Alors que cette protéine joue un rôle de première importance, eu égard à la conservation de son gène et à son implication dans les ESST, il reste que la délétion du gène n’entrave pas significativement le comportement des souris suggérant que la PrPc n’exerce pas de fonction vitale et/ou que les fonctions exercées peuvent être compensées par d’autres molécules.

3.2.1 Signalisation cellulaire

Plusieurs études ont conduit à l’hypothèse que la PrPc pourrait jouer un rôle dans la transduction du signal en interagissant avec d’autres molécules, cela dans la survie, la différenciation ou l’adhésion cellulaire.

A. Survie cellulaire neuronale

La PrPc pourrait avoir un rôle neuro-protecteur en raison de son interaction avec Grb2 impliqué dans l’activité des MAP kinases Erk1,2 (Mouillet-Richard et al., 2000 ; Spielhaupter et Schatzl, 2001 ; Tari et Lopez-Berestein, 2001).

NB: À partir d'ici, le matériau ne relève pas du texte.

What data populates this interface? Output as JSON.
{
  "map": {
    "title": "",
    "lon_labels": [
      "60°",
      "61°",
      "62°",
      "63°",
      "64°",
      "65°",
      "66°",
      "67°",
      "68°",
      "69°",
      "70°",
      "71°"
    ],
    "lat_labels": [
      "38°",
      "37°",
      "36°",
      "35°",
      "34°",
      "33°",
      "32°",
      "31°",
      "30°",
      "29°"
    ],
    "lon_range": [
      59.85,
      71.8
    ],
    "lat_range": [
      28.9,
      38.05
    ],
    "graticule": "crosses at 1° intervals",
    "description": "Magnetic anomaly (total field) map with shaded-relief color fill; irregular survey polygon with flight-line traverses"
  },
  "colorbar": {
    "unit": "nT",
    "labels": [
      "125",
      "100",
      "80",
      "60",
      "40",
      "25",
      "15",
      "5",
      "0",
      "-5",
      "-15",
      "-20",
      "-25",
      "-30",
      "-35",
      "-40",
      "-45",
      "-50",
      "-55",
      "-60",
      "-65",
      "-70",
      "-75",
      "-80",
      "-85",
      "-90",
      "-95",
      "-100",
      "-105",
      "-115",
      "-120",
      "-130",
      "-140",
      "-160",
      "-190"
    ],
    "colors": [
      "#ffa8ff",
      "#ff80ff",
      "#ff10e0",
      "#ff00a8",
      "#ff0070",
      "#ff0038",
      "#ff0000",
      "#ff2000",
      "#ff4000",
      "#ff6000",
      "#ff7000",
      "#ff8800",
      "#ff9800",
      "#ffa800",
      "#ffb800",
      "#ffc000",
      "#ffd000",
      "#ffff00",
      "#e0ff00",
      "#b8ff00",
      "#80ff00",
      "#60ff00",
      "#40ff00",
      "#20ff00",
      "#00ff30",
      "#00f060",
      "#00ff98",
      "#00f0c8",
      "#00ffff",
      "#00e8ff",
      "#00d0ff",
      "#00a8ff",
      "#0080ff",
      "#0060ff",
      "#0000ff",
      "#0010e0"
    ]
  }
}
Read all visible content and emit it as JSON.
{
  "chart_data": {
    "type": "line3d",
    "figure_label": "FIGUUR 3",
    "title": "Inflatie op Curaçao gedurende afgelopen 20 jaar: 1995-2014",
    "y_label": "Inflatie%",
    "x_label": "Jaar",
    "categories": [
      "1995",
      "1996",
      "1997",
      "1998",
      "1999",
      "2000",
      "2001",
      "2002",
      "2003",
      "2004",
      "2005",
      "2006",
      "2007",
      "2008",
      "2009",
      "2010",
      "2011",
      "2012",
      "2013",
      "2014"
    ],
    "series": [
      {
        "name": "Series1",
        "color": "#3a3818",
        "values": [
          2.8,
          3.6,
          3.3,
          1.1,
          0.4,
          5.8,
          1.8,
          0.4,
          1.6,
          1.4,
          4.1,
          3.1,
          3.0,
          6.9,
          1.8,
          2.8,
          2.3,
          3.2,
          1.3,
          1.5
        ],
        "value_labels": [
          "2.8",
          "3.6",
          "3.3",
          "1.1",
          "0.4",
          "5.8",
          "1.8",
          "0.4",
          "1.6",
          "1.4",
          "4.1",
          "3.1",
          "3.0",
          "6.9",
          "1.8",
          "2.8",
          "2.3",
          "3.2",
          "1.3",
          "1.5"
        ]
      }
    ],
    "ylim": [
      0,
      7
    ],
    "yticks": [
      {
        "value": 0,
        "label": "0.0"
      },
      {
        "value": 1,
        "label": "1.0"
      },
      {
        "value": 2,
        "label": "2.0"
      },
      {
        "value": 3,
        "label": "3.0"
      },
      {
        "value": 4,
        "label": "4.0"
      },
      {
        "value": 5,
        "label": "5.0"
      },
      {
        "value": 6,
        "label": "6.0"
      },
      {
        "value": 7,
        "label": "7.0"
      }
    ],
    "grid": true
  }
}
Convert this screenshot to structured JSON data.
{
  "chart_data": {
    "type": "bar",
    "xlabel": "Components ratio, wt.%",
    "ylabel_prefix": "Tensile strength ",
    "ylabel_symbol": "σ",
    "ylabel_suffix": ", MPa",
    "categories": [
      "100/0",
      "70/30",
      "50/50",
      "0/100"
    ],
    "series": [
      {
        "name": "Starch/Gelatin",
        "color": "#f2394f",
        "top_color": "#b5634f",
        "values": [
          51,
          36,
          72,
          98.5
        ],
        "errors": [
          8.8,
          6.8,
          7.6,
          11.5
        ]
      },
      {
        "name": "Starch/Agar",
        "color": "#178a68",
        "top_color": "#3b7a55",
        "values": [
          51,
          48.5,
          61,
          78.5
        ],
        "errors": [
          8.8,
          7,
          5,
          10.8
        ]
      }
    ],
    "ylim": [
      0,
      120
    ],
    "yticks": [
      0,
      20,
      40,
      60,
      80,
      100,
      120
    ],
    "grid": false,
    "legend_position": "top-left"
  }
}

La liaison de la PrPc avec des anticorps, des peptides ligands ou bien le ligand de surface STI-1 (Stress inductible protein) mène à l’accroissement de l’AMPc et à l’activation des voies de signalisation Erk (Chiarini et al., 2002) conduisant à un effet cytoprotecteur.

Des cellules neuronales primaires isolées de souris PrP 0/0 comparativement à des neurones Prnp +/+ sont fortement sensibles au stress apoptotique. Une surexpression de PrP ou de Bcl-2 par ces cellules supprime cet effet apoptotique mitochondrial (Kuwahara et al., 1999). De plus, au niveau de neurones primaires humains, PrPc pourrait jouer cet effet protecteur de la mort cellulaire médiée par Bax à des niveaux équivalents à la fonction neuroprotectrice de Bcl2 (Bounhar et al., 2001).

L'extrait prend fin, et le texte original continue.